Posted by: Glenna | August 28, 2009 at 06:36 PM
Fresh cream and berries. Sounds yummy to me! I was looking for steel cut the other day actually but couldn't find any. I'll have to look harder. I wanted to make it for the kids breakfast.
Posted by: Colleen | August 28, 2009 at 10:06 PM
Colleen--Sometimes they're called "Irish" oatmeal or "Scottish" oatmeal. I love it. Mmmm...cream and raspberries or peaches....yum!
Posted by: Glenna | August 29, 2009 at 04:26 AM
Hi,Glenna,
Ummmmm . . . I had Marshmallow Malty's ( a.k.a. generic Lucky Charms) for breakfast this morning. Usually, I eat better than this, but lately I've been craving (and partaking of) "70's kid breakfast": brown sugar cinnamon pop tarts, Carnation Instant Breakfast, Leggo-My-Eggo waffles, etc.). Your article about the steel-cut oatmeal was just the kick I needed to get back to eating nutritional breakfasts again. Maybe it was the piece of chocolate on top . . . YUM!
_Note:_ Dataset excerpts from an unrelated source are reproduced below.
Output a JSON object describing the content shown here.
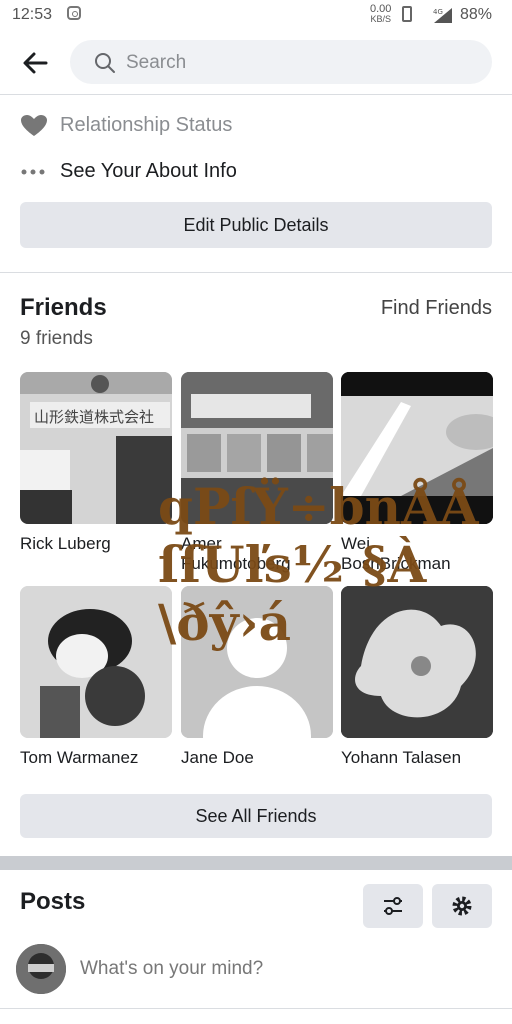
{
  "status_bar": {
    "time": "12:53",
    "net_speed": "0.00",
    "net_unit": "KB/S",
    "network": "4G",
    "battery": "88%"
  },
  "search": {
    "placeholder": "Search"
  },
  "about": {
    "relationship": "Relationship Status",
    "see_about": "See Your About Info",
    "edit_button": "Edit Public Details"
  },
  "friends": {
    "title": "Friends",
    "find_link": "Find Friends",
    "count": "9 friends",
    "list": [
      {
        "name": "Rick Luberg",
        "sign": "山形鉄道株式会社"
      },
      {
        "name": "Amer Fukumotoberg"
      },
      {
        "name": "Wei BosnBrickman"
      },
      {
        "name": "Tom Warmanez"
      },
      {
        "name": "Jane Doe"
      },
      {
        "name": "Yohann Talasen"
      }
    ],
    "see_all": "See All Friends"
  },
  "overlay_text": [
    "qPſŸ÷bnÅÅ",
    "ſſUľs½ §À",
    "\\ðŷ›á"
  ],
  "posts": {
    "title": "Posts",
    "composer_placeholder": "What's on your mind?"
  },
  "colors": {
    "overlay": "#7b4a16",
    "button_bg": "#e4e6eb",
    "divider": "#c9ccd1"
  }
}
Posted by: Diane | September 11, 2009 at 12:30 PM
Retraining your tastebuds takes a while. If you still want to cut the sugar craving, try a 1/2 tsp. of raw honey with 1/2 tsp. of cinnamon. It does wonders for allergies, which is what I am taking it for, but a great unintended result it that I don't crave sweets. I am trying very hard to stay away from Corn Puffs and LIttle Debbies, and this seems to help.
I like the idea of adding chocolate to oatmeal, which is one of my favorite desserts. I don't have it often, since we stopped using the microwave (already feel better after only two months). Thanks for a great read.
Posted by: Linda Sue | September 13, 2009 at 10:13 PM
Diane--I know. I do that too. It's nuts how badly I want things that I know are bad for me.
Linda Sue--Thanks for the tip! That's wild but if it works, I'm there!